Jan 2020 - Aug 2021

End-to-End Hardware Accelerators for LSTM, CNN, and Attention

Role: Project leader

Built datasets and trained networks for static and dynamic hand gesture recognition as well as speech-word recognition.

Designed FPGA-based accelerators for neural networks and audio/image processing, then applied them in competition settings with top national rankings.

Jan 2023 - Jul 2024

Combining the Systolic Array and Vector Unit

Role: Project leader

Investigated hybrid architectures that combine the strengths of vector-style programmability with systolic-array efficiency.

This line of work led to two DAC 2025 paper submissions.

Jan 2024 - Jun 2024

Heterogeneous SoC Compiler Based on MLIR

Role: Main participant, ranked second

Converted diverse tensor operators into matrix multiplication through tensor contraction and built an MLIR-based compilation chain.
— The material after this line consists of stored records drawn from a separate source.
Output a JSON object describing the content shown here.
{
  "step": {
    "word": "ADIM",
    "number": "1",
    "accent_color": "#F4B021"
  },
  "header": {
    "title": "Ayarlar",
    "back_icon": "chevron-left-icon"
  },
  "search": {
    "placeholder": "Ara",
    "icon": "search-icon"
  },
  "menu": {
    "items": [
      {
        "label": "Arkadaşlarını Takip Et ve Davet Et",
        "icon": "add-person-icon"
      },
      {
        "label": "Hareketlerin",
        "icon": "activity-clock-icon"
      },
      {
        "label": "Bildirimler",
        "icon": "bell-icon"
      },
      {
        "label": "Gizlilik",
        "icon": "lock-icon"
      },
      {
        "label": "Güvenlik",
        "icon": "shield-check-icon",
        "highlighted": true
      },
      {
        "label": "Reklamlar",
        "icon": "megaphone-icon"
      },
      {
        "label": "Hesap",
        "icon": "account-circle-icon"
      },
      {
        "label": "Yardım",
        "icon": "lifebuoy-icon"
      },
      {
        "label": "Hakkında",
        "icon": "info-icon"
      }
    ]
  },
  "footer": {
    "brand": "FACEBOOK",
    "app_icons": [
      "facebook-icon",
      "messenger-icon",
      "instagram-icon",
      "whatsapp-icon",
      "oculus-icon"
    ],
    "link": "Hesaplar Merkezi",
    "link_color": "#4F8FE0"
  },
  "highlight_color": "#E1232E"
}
The compiler can schedule kernels to different accelerators to improve multithreaded performance and utilization.

Mar 2024 - Present

Tensor Train Full-Process Accelerator for LLMs

Role: Project leader

Explores Tensor Train decomposition for large language models and reuses previous systolic-array experience to design a dedicated accelerator.

The target architecture accelerates decomposition while supporting vector-matrix multiplication during LLM decoding.

Apr 2024 - Present

Analysis Framework for the Generality of ML Accelerators

Role: Project leader

Studies how spatial architectures such as systolic arrays and Eyeriss-like designs behave across broader operator spaces.

The goal is a tensor-algebra-based framework that identifies effective hardware configurations for arbitrary tensor operator ranges.